Orimulsion a Porto Tolle, mare a rischio
La riconversione della centrale aumenta il rischio d'incidente

Quello che non doveva assolutamente accadere è purtroppo accaduto. In sfregio a qualsiasi risvolto ambientale e continuando a scaricare i costi della produzione energetica sul territorio, se non altro in termini di potenziali rischi sull’ecosistema deltizio, è stato firmato il protocollo di intesa tra Enel e Regione Veneto per la riconversione ad orimulsion della centrale termoelettrica di Porto Tolle. Sul piano strettamente economico si salvaguardano, per una quindicina di anni, poche centinaia di posti di lavoro e se ne mettono a repentaglio migliaia: quelli dell’industria turistica e della pesca. Un incidente in mare durante il trasporto dell’orimulsion sarebbe la morte ecologica per l’alto Adriatico e per il Delta del Po. Il recente incidente nella vicina Galizia non ci ha purtroppo insegnato nulla.

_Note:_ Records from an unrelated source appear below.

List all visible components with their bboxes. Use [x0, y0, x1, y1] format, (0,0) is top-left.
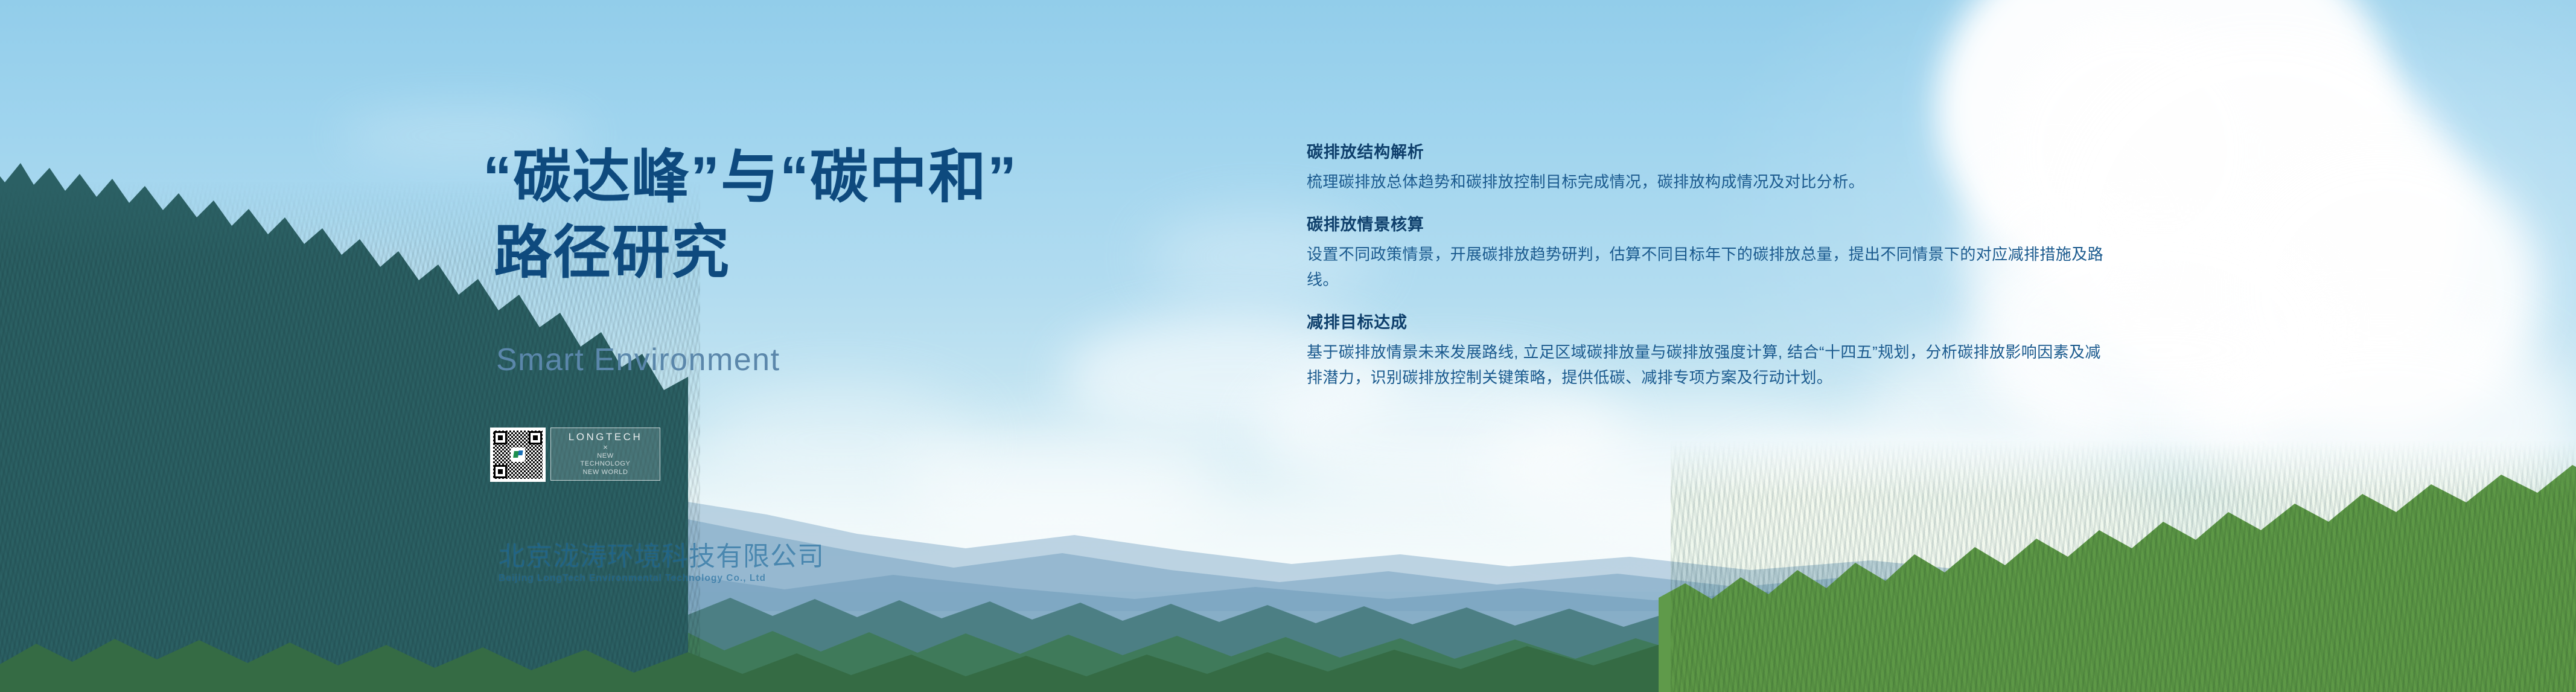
qr-code[interactable]: [490, 428, 546, 482]
company-watermark: 北京泷涛环境科技有限公司 Beijing LongTech Environmen…: [499, 543, 824, 583]
banner-hero: “碳达峰”与“碳中和” 路径研究 Smart Environment LONGT…: [0, 0, 2576, 692]
feature-body: 梳理碳排放总体趋势和碳排放控制目标完成情况，碳排放构成情况及对比分析。: [1307, 169, 2115, 194]
feature-heading: 碳排放结构解析: [1307, 143, 2115, 163]
feature-heading: 碳排放情景核算: [1307, 215, 2115, 235]
qr-finder-icon: [494, 465, 507, 478]
feature-section: 碳排放结构解析 梳理碳排放总体趋势和碳排放控制目标完成情况，碳排放构成情况及对比…: [1307, 143, 2115, 194]
company-name-cn: 北京泷涛环境科技有限公司: [499, 543, 824, 570]
forest-right-texture: [1671, 441, 2576, 692]
logo-mark: [514, 450, 523, 459]
page-title-line-2: 路径研究: [483, 216, 1018, 291]
logo-shape-blue: [518, 450, 523, 455]
feature-heading: 减排目标达成: [1307, 313, 2115, 333]
page-tagline: Smart Environment: [496, 342, 780, 378]
longtech-panel: LONGTECH × NEW TECHNOLOGY NEW WORLD: [550, 428, 660, 481]
company-name-en: Beijing LongTech Environmental Technolog…: [499, 574, 824, 583]
longtech-cross-icon: ×: [603, 443, 608, 451]
feature-body: 基于碳排放情景未来发展路线, 立足区域碳排放量与碳排放强度计算, 结合“十四五”…: [1307, 339, 2115, 390]
feature-body: 设置不同政策情景，开展碳排放趋势研判，估算不同目标年下的碳排放总量，提出不同情景…: [1307, 242, 2115, 292]
longtech-brand-subtitle: NEW TECHNOLOGY NEW WORLD: [580, 452, 630, 476]
longtech-brand-title: LONGTECH: [569, 432, 642, 442]
feature-sections: 碳排放结构解析 梳理碳排放总体趋势和碳排放控制目标完成情况，碳排放构成情况及对比…: [1307, 143, 2115, 390]
page-title: “碳达峰”与“碳中和” 路径研究: [483, 140, 1018, 291]
feature-section: 减排目标达成 基于碳排放情景未来发展路线, 立足区域碳排放量与碳排放强度计算, …: [1307, 313, 2115, 390]
page-title-line-1: “碳达峰”与“碳中和”: [483, 145, 1018, 210]
company-logo-icon: [511, 447, 525, 462]
qr-code-matrix: [493, 431, 543, 479]
feature-section: 碳排放情景核算 设置不同政策情景，开展碳排放趋势研判，估算不同目标年下的碳排放总…: [1307, 215, 2115, 292]
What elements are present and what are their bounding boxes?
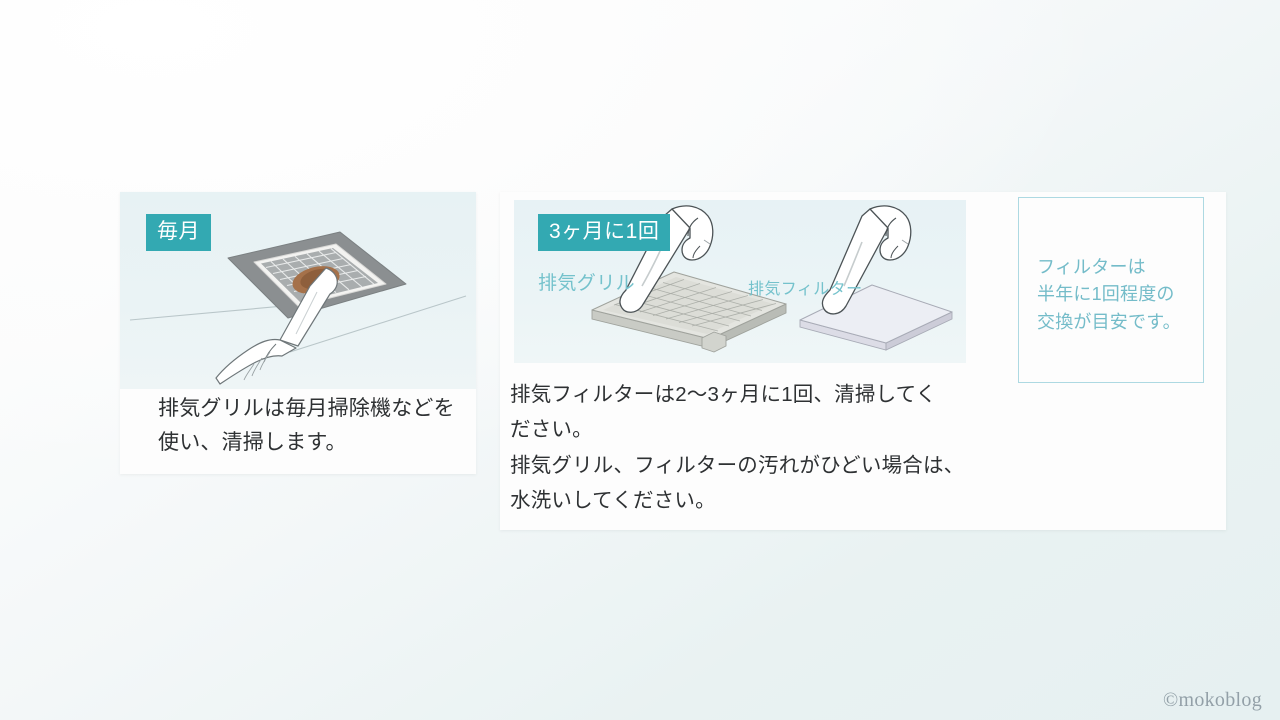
monthly-illustration: 毎月 (120, 192, 476, 389)
label-exhaust-filter: 排気フィルター (748, 275, 862, 299)
quarterly-cleaning-card: 3ヶ月に1回 排気グリル 排気フィルター 排気フィルターは2～3ヶ月に1回、清掃… (500, 192, 1226, 530)
quarterly-illustration: 3ヶ月に1回 排気グリル 排気フィルター (514, 200, 966, 363)
filter-replacement-note-text: フィルターは 半年に1回程度の 交換が目安です。 (1037, 254, 1181, 336)
badge-monthly: 毎月 (146, 214, 211, 251)
label-exhaust-grill: 排気グリル (538, 268, 635, 295)
quarterly-caption: 排気フィルターは2～3ヶ月に1回、清掃してく ださい。 排気グリル、フィルターの… (510, 377, 1010, 518)
page-stage: 毎月 排気グリルは毎月掃除機などを 使い、清掃します。 (0, 0, 1280, 720)
watermark: ©mokoblog (1163, 689, 1262, 712)
filter-replacement-note: フィルターは 半年に1回程度の 交換が目安です。 (1018, 197, 1204, 383)
badge-quarterly: 3ヶ月に1回 (538, 214, 670, 251)
monthly-cleaning-card: 毎月 排気グリルは毎月掃除機などを 使い、清掃します。 (120, 192, 476, 474)
monthly-caption: 排気グリルは毎月掃除機などを 使い、清掃します。 (158, 392, 468, 460)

A cosa servono i parchi naturali in Italia? Spesso, come nel caso di cui parliamo, a far finta di proteggere l’ambiente e a valorizzare il territorio in termini turistici, spacciando per wilderness quello che invece è solo un fazzoletto di terreno assediato dal cemento e dalle emissioni inquinanti.

L’orimulsion andrà trasportata via mare e, pur con tutte le misure di sicurezza attivabili, la frequenza dei viaggi necessari ad alimentare la centrale innalza notevolmente il potenziale rischio di incidente. Data la natura di questo combustibile, un incidente nell’Adriatico, magari in pieno Delta del Po, significherebbe la morte ecologica di un’area ricca di biodiversità e di valori naturalistici unici. Basta questa semplice considerazione a rendere l’operazione avviata dalla firma del protocollo d’intesa tra Regione Veneto ed Enel, senza alcun coinvolgimento degli enti locali interessati all’intervento, un grave errore, sul piano ambientale, ma anche su quello economico.